Both Bertran's poem and Peire's attest the influence of the troubadours and their poetry on Navarre by the 1170s. If Gonzalo Ruiz is de Azagra, it should be noted that his brother's daughter, Tota Pérez, was married to Diego López de Haro—with whom the lord of La Bureba had a connexion—who was a great patron of troubadours. Rigaut de Barbezill, Peire Vidal, and Aimeric de Pegulhan all spent time at his court, as did Rodrigo Díaz de los Cameros, his son-in-law, one of the earliest Galician-Portuguese troubadours.

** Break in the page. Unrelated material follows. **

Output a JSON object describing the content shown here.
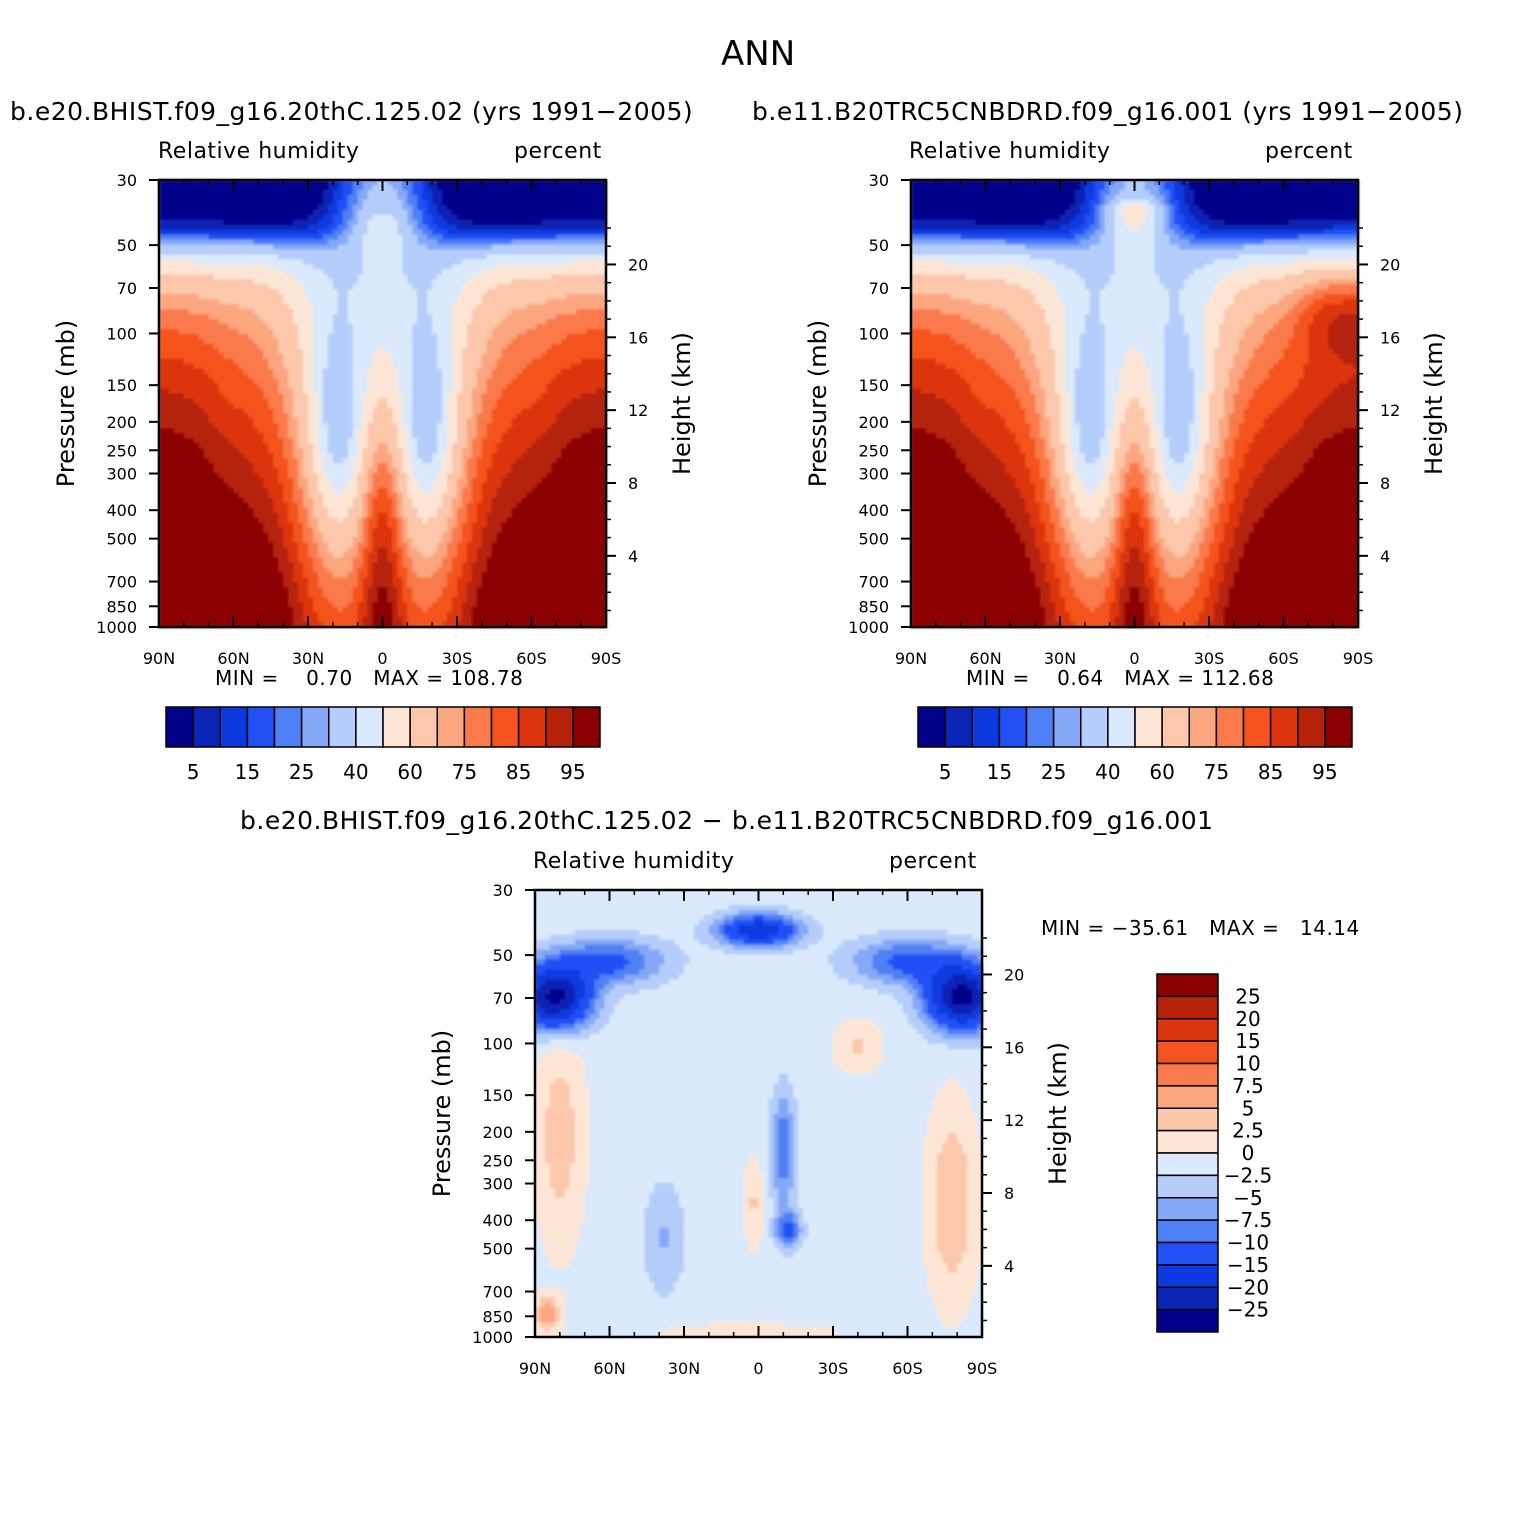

Riquer attaches the Castilian embassy in France circa 1170 with Gonzalo Ruiz de Azagra.

Taken together these references to Gonzalo in two Occitan songs of the late twelfth century suggest that Gonzalo was a troubadour or at least a ioculator who could sing Occitan songs. Ramón Menéndez Pidal, in his Poesía juglaresca (1957), argued that "Gonzalvo Ruiz y Pedro de Monzón poetizaban en castellano, o acaso el de Monzón en aragonés" ("Gonzalo Ruis and Pere de Montsó wrote poetry in Castilian, or in the case of Montsó Aragonese").